Диалектическое упражнение, платоновский диалог, в точности соответствует духовному упражнению по двум причинам. Прежде всего, он ведет незаметно, скрытно, но реально собеседника (и читателя) к обращению, к конверсии. И в самом деле, диалог возможен, только если собеседник действительно хочет его вести, то есть если он хочет реально найти истину, если он искренне желает блага, если принимает необходимость подчиняться рациональному Логосу 103). Его акт веры должен отвечать акту веры Сократа: «И, веря в истинность этой речи, я хочу вместе с тобой поискать, что такое добродетель» 104). Диалектическое усилие является, на самом деле, совместным восхождением к истине и к благу, «которых всякая душа желает» 105). С другой стороны, в глазах Платона всякое диалектическое упражнение именно потому, что оно есть подчинение требованиям Логоса, упражнение чистой мысли, отворачивает душу от чувственного и позволяет ей обратиться к добру 106).

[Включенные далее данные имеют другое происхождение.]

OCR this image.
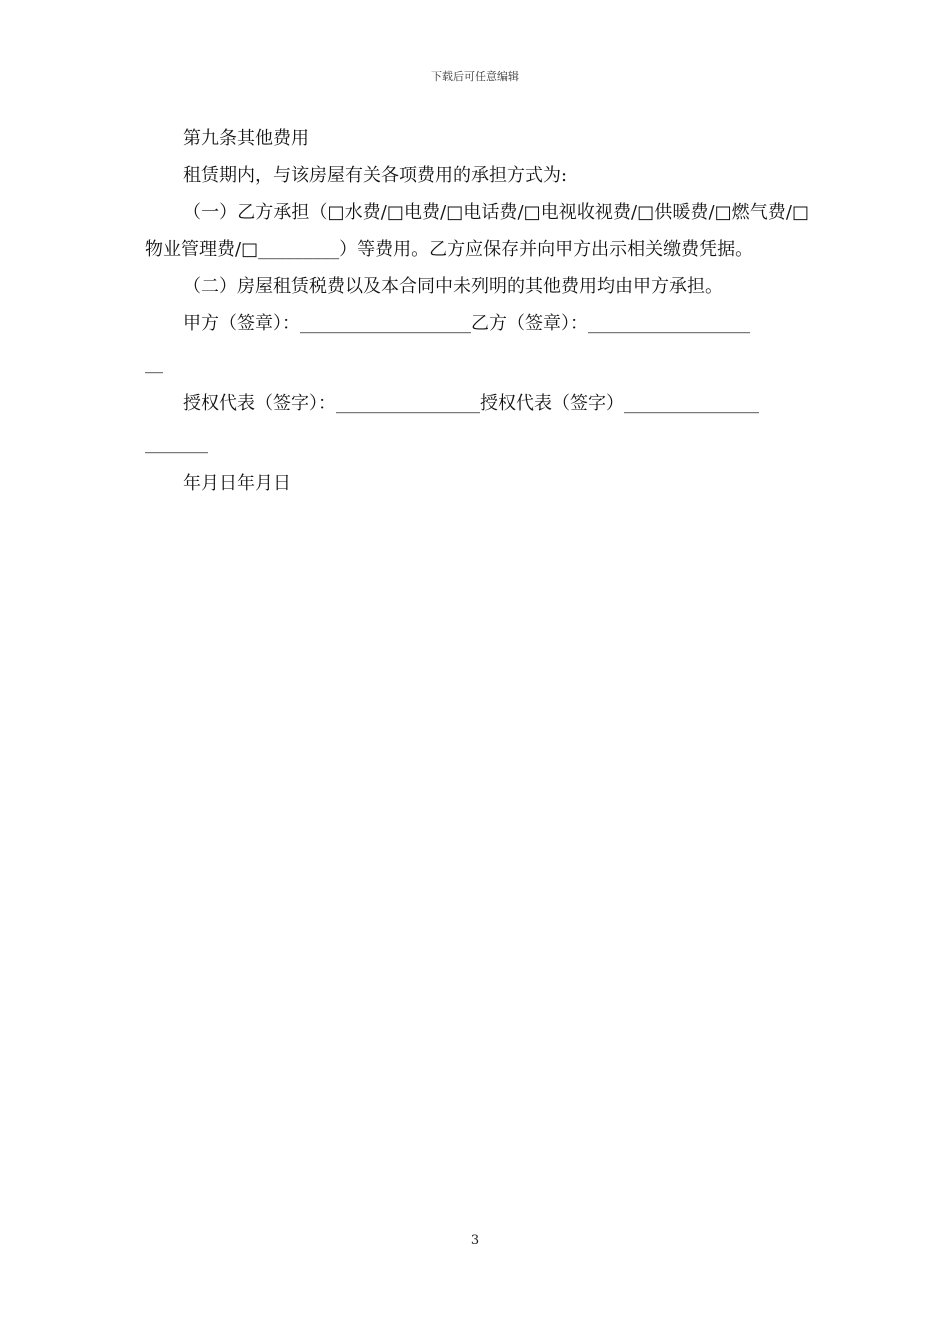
下载后可任意编辑

第九条其他费用

租赁期内，与该房屋有关各项费用的承担方式为:

（一）乙方承担（□水费/□电费/□电话费/□电视收视费/□供暖费/□燃气费/□物业管理费/□_________）等费用。乙方应保存并向甲方出示相关缴费凭据。

（二）房屋租赁税费以及本合同中未列明的其他费用均由甲方承担。

甲方（签章）：___________________乙方（签章）：__________________

__

授权代表（签字）：________________授权代表（签字）_______________

_______

年月日年月日

3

Это маршрут ума к божественному.

III Научиться умирать

Существует таинственная связь между языком и смертью; это была одна из излюбленных тем Бориса Парена, к сожалению, ушедшего от нас: «Язык развивается только лишь со смертью индивидов» 107). Дело в том, что Логос представляет собой требование универсальной рациональности — предполагает мир незыблемых норм, который противопоставляется вечному становлению и изменчивым устремлениям индивидуальной телесной жизни. В этом конфликте тот, кто остается верным Логосу, рискует потерять жизнь. Такой была история Сократа. Сократ умер из верности Логосу.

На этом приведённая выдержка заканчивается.